Doch ist dieses zeitsparende
Vorgehen auch treffsicher? Ja, meinen Dr. Bruce Arroll und seine Kollegen
von der University of Auckland in Neuseeland (BMJ 327, 2003, 1144). Um
das zu belegen, wählten die Forscher 15 Allgemeinarztpraxen aus. Diese
Ärzte stellten ihren Patienten - wer Psychopharmaka einnahm, wurde
ausgeschlossen - die beiden Fragen während der normalen Anamnesen.
Wurden beide Fragen bejaht, galt das Screening als positiv.

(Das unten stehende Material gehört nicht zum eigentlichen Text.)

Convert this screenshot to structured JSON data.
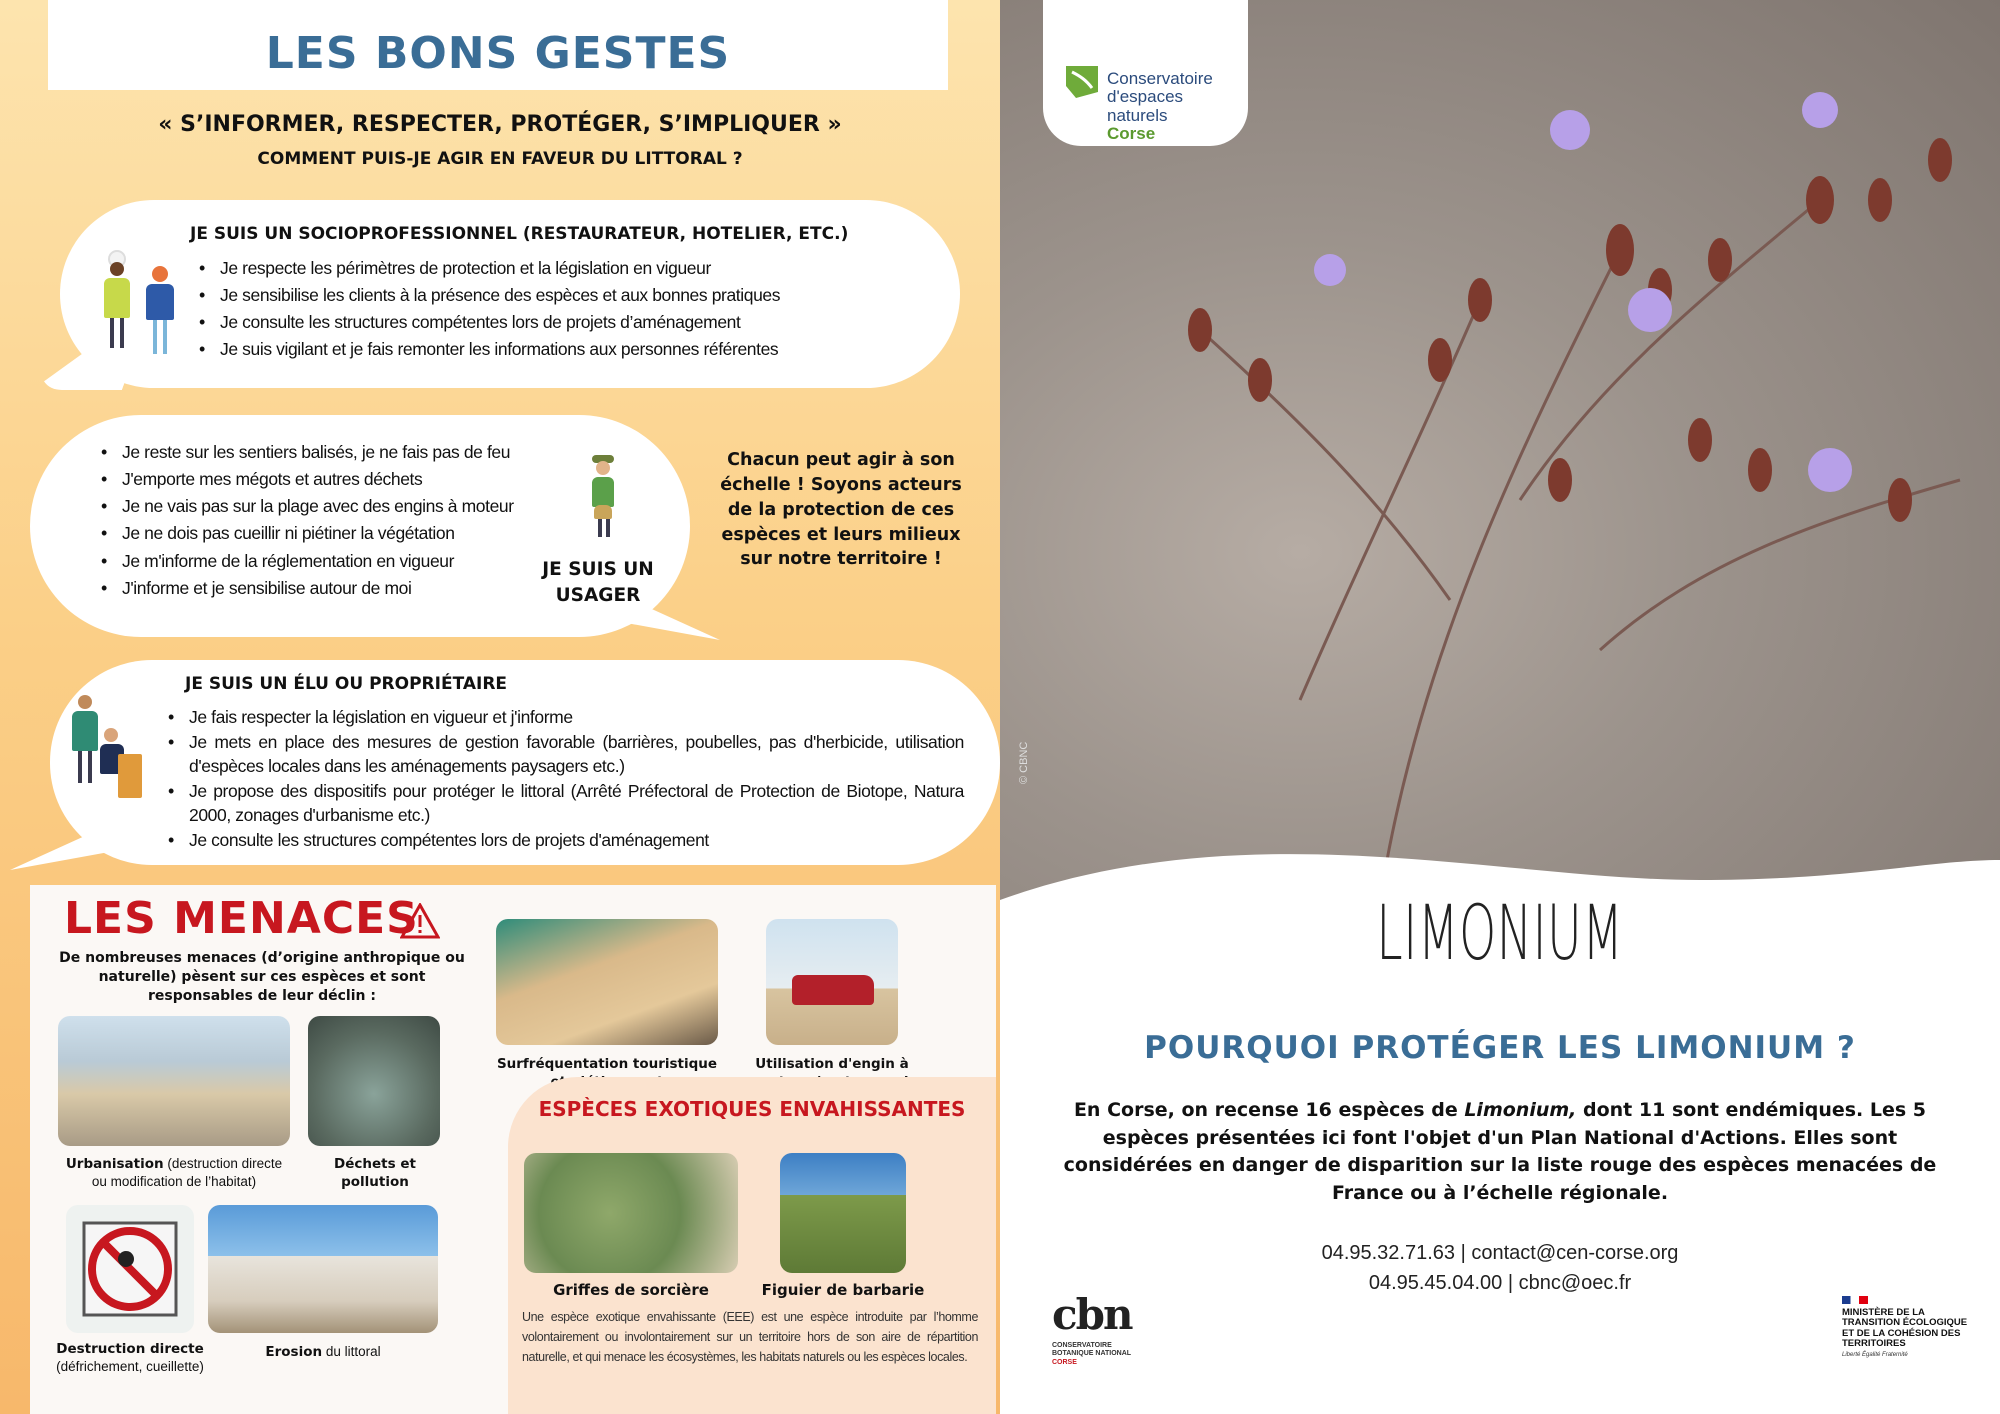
{
  "left": {
    "title": "LES BONS GESTES",
    "slogan": "« S’INFORMER, RESPECTER, PROTÉGER, S’IMPLIQUER »",
    "subslogan": "COMMENT PUIS-JE AGIR EN FAVEUR DU LITTORAL ?",
    "socio": {
      "heading": "JE SUIS UN SOCIOPROFESSIONNEL (RESTAURATEUR, HOTELIER, ETC.)",
      "items": [
        "Je respecte les périmètres de protection et la législation en vigueur",
        "Je sensibilise les clients à la présence des espèces et aux bonnes pratiques",
        "Je consulte les structures compétentes lors de projets d’aménagement",
        "Je suis vigilant et je fais remonter les informations aux personnes référentes"
      ]
    },
    "usager": {
      "heading_line1": "JE SUIS UN",
      "heading_line2": "USAGER",
      "items": [
        "Je reste sur les sentiers balisés, je ne fais pas de feu",
        "J'emporte mes mégots et autres déchets",
        "Je ne vais pas sur la plage avec des engins à moteur",
        "Je ne dois pas cueillir ni piétiner la végétation",
        "Je m'informe de la réglementation en vigueur",
        "J'informe et je sensibilise autour de moi"
      ]
    },
    "chacun": "Chacun peut agir à son échelle ! Soyons acteurs de la protection de ces espèces et leurs milieux sur notre territoire !",
    "elu": {
      "heading": "JE SUIS UN ÉLU OU PROPRIÉTAIRE",
      "items": [
        "Je fais respecter la législation en vigueur et  j'informe",
        "Je mets en place des mesures de gestion favorable (barrières, poubelles, pas d'herbicide, utilisation d'espèces locales dans les aménagements paysagers etc.)",
        "Je propose des dispositifs pour protéger le littoral (Arrêté Préfectoral de Protection de Biotope, Natura 2000, zonages  d'urbanisme etc.)",
        "Je consulte les structures compétentes lors de projets d'aménagement"
      ]
    },
    "menaces": {
      "title": "LES MENACES",
      "intro": "De nombreuses menaces (d’origine anthropique ou naturelle) pèsent sur ces espèces et sont responsables de leur déclin :",
      "urbanisation_bold": "Urbanisation",
      "urbanisation_rest": " (destruction directe ou modification de l’habitat)",
      "dechets": "Déchets et pollution",
      "destruction_bold": "Destruction directe",
      "destruction_rest": "(défrichement, cueillette)",
      "erosion_bold": "Erosion",
      "erosion_rest": " du littoral",
      "surfreq": "Surfréquentation touristique et piétinement",
      "engin": "Utilisation d'engin à moteur (moto, quad etc)",
      "eee_title": "ESPÈCES EXOTIQUES ENVAHISSANTES",
      "griffes": "Griffes de sorcière",
      "figuier": "Figuier de barbarie",
      "eee_text": "Une espèce exotique envahissante (EEE) est une espèce introduite par l’homme volontairement ou involontairement sur un territoire hors de son aire de répartition naturelle, et qui menace les écosystèmes, les habitats naturels ou les espèces locales."
    }
  },
  "right": {
    "logo_line1": "Conservatoire",
    "logo_line2": "d'espaces naturels",
    "logo_line3": "Corse",
    "credit": "© CBNC",
    "title": "LIMONIUM",
    "question": "POURQUOI PROTÉGER LES LIMONIUM ?",
    "desc_before": "En Corse, on recense 16 espèces de ",
    "desc_italic": "Limonium,",
    "desc_after": " dont 11 sont endémiques. Les 5 espèces présentées ici font l'objet d'un Plan National d'Actions. Elles sont considérées en danger de disparition sur la liste rouge des espèces menacées de France ou à l’échelle régionale.",
    "contact1": "04.95.32.71.63 | contact@cen-corse.org",
    "contact2": "04.95.45.04.00 | cbnc@oec.fr",
    "cbn_main": "cbn",
    "cbn_sub1": "CONSERVATOIRE",
    "cbn_sub2": "BOTANIQUE NATIONAL",
    "cbn_sub3": "CORSE",
    "ministere": "MINISTÈRE DE LA TRANSITION ÉCOLOGIQUE ET DE LA COHÉSION DES TERRITOIRES",
    "motto": "Liberté Égalité Fraternité"
  }
}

Anschließend
beantworteten die Patienten einen international validierten, computergestützten
Fragebogen zur Depressionsdiagnostik.
Das Zwei-Fragen-Screening
wurde bei 157 Patienten positiv und bei 264 Patienten negativ gewertet.
Von Letztern hatte nach den Ergebnissen des Fragebogens ein Patient trotz
negativem Screening eine Depression. Als falsch positiv - also keine Depression
trotz positivem Screening - wurden 129 Patienten bewertet. Die Sensitivität
betrug 97, die Spezifität 67 Prozent.